Four years after being cleared of murder, a tearful Amanda Knox returned to Italy to lament her ordeal, blasting the media for casting her as a “cunning, psychopath, drug-addicted whore.”
She said she was deemed guilty of killing her roommate before ever setting foot in a courtroom.
“The prosecutors and the media created a story and a version of me that suited that story, on which people could attach all their fantasies, fears and moral judgments,” she said Saturday.
“The dirty, psychopathic man-eater Foxy Knoxy.”
Knox, 31, was speaking at a criminal justice conference at the University of Modena in northern Italy.
She said being back in the country scares her.
“I am afraid of being harassed, of being trapped,” she said. “And I am afraid that new accusations will be made just because I have come here to give my version of the facts.”

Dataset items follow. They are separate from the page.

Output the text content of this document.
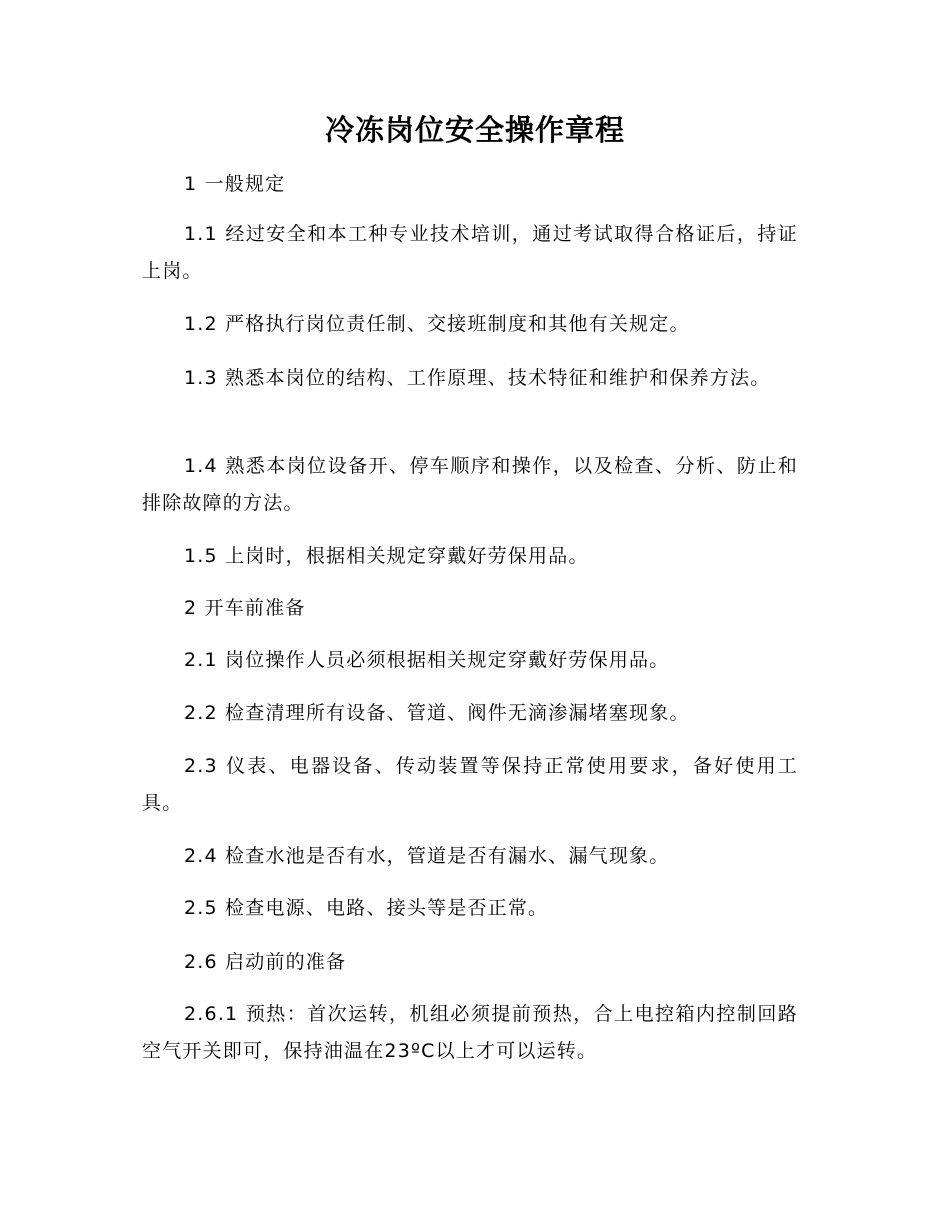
冷冻岗位安全操作章程

1 一般规定

1.1 经过安全和本工种专业技术培训，通过考试取得合格证后，持证上岗。

1.2 严格执行岗位责任制、交接班制度和其他有关规定。

1.3 熟悉本岗位的结构、工作原理、技术特征和维护和保养方法。

1.4 熟悉本岗位设备开、停车顺序和操作，以及检查、分析、防止和排除故障的方法。

1.5 上岗时，根据相关规定穿戴好劳保用品。

2 开车前准备

2.1 岗位操作人员必须根据相关规定穿戴好劳保用品。

2.2 检查清理所有设备、管道、阀件无滴渗漏堵塞现象。

2.3 仪表、电器设备、传动装置等保持正常使用要求，备好使用工具。

2.4 检查水池是否有水，管道是否有漏水、漏气现象。

2.5 检查电源、电路、接头等是否正常。

2.6 启动前的准备

2.6.1 预热：首次运转，机组必须提前预热，合上电控箱内控制回路空气开关即可，保持油温在23ºC以上才可以运转。
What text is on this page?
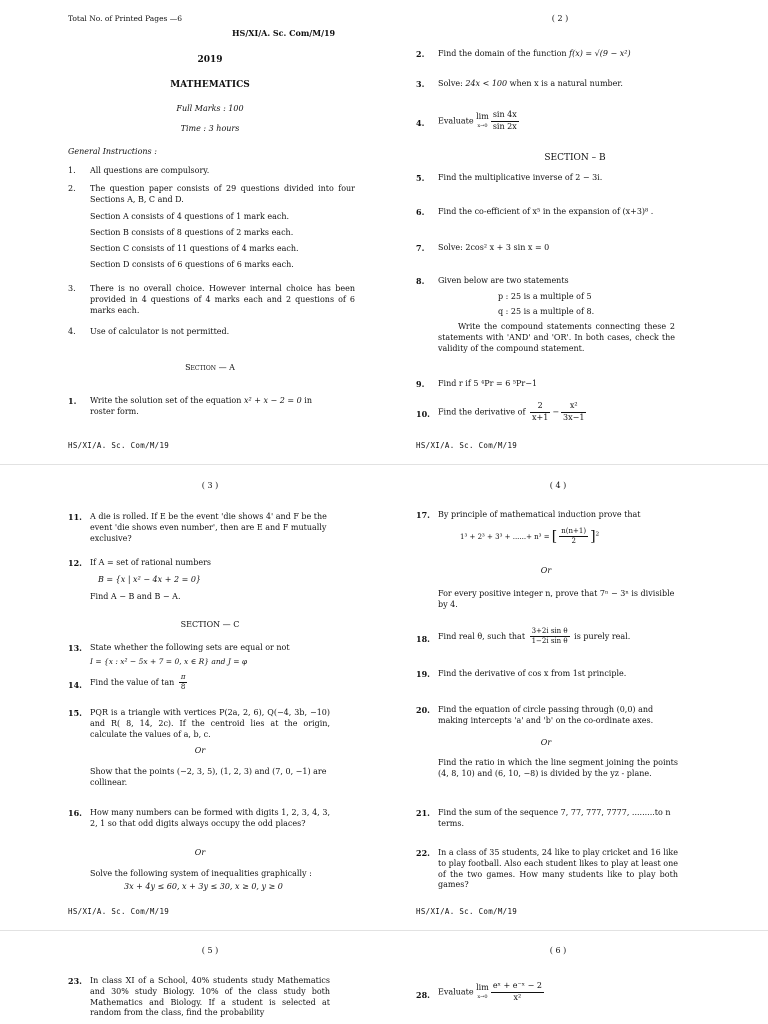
Total No. of Printed Pages —6
HS/XI/A. Sc. Com/M/19
2019
MATHEMATICS
Full Marks : 100
Time : 3 hours
General Instructions :
1. All questions are compulsory.
2. The question paper consists of 29 questions divided into four Sections A, B, C and D.
Section A consists of 4 questions of 1 mark each.
Section B consists of 8 questions of 2 marks each.
Section C consists of 11 questions of 4 marks each.
Section D consists of 6 questions of 6 marks each.
3. There is no overall choice. However internal choice has been provided in 4 questions of 4 marks each and 2 questions of 6 marks each.
4. Use of calculator is not permitted.
Section — A
1. Write the solution set of the equation x² + x − 2 = 0 in roster form.
HS/XI/A. Sc. Com/M/19
( 2 )
2. Find the domain of the function f(x) = √(9 − x²)
3. Solve: 24x < 100 when x is a natural number.
4. Evaluate lim
$x\to 0 \frac{\sin 4x}{\sin 2x}$
SECTION – B
5. Find the multiplicative inverse of 2 − 3i.
6. Find the co-efficient of x⁵ in the expansion of (x+3)⁸ .
7. Solve: 2cos² x + 3 sin x = 0
8. Given below are two statements
p : 25 is a multiple of 5
q : 25 is a multiple of 8.
Write the compound statements connecting these 2 statements with 'AND' and 'OR'. In both cases, check the validity of the compound statement.
9. Find r if 5 ⁴Pr = 6 ⁵Pr−1
10. Find the derivative of $\frac{2}{x+1} - \frac{\text{x²}}{3x-1}$
HS/XI/A. Sc. Com/M/19
( 3 )
11. A die is rolled. If E be the event 'die shows 4' and F be the event 'die shows even number', then are E and F mutually exclusive?
12. If A = set of rational numbers
B = {x | x² − 4x + 2 = 0}
Find A − B and B − A.
SECTION — C
13. State whether the following sets are equal or not
I = {x : x² − 5x + 7 = 0, x ∈ R} and J = φ
14. Find the value of $\tan \frac{\pi}{8}$
15. PQR is a triangle with vertices P(2a, 2, 6), Q(−4, 3b, −10) and R( 8, 14, 2c). If the centroid lies at the origin, calculate the values of a, b, c.
Or
Show that the points (−2, 3, 5), (1, 2, 3) and (7, 0, −1) are collinear.
16. How many numbers can be formed with digits 1, 2, 3, 4, 3, 2, 1 so that odd digits always occupy the odd places?
Or
Solve the following system of inequalities graphically :
3x + 4y ≤ 60, x + 3y ≤ 30, x ≥ 0, y ≥ 0
HS/XI/A. Sc. Com/M/19
( 4 )
17. By principle of mathematical induction prove that
1³ + 2³ + 3³ + ......+ n³ = [ $\frac{n(n+1)}{2} ]^2$
Or
For every positive integer n, prove that 7ⁿ − 3ⁿ is divisible by 4.
18. Find real θ, such that $\frac{\text{3+2i sin θ}}{\text{1−2i sin θ}}$ is purely real.
19. Find the derivative of cos x from 1st principle.
20. Find the equation of circle passing through (0,0) and making intercepts 'a' and 'b' on the co-ordinate axes.
Or
Find the ratio in which the line segment joining the points (4, 8, 10) and (6, 10, −8) is divided by the yz - plane.
21. Find the sum of the sequence 7, 77, 777, 7777, .........to n terms.
22. In a class of 35 students, 24 like to play cricket and 16 like to play football. Also each student likes to play at least one of the two games. How many students like to play both games?
HS/XI/A. Sc. Com/M/19
( 5 )
23. In class XI of a School, 40% students study Mathematics and 30% study Biology. 10% of the class study both Mathematics and Biology. If a student is selected at random from the class, find the probability
( 6 )
28. Evaluate lim
$x\to 0 \frac{\text{eˣ + e⁻ˣ − 2}}{\text{x²}}$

In 2007, Knox was convicted of the brutal murder of her British roommate Meredith Kercher in the town of Perugia. Knox was 22 at the time.
She spent four years in prison, during which she repeatedly insisted on her innocence.
After a roller-coaster journey involving two convictions that were later thrown out, she was finally cleared of the gruesome slaying in 2015.
The convictions of her then-boyfriend, Raffaele Sollecito, were also overturned.
Rudy Guede, a native of the Ivory Coast, is now serving a 16-year sentence for the murder. His conviction was based on DNA evidence after his bloodstained fingerprints were found on Kercher’s bed.
Knox was awarded $21,000 in January after the European Court of Human Rights ruled she had not had a fair trial.
She once vowed never to return to Italy, but agreed to come to the conference, sponsored by Italy’s Innocence Project and the Criminal Bar Association in Modena.
“Lots of people think I am crazy to come here,” she said.
Kercher’s family questioned the invitation for her to speak. Their lawyer called her appearance “inappropriate.”
The former exchange student wept several times during her 40-minute speech, saying that the media invented a “false and baseless story” that never considered her innocent.
“It’s easy to see what we want to see,” Knox said, criticizing the media and prosecutors for reducing criminal cases to “black-and-white stories populated by demons and saints.”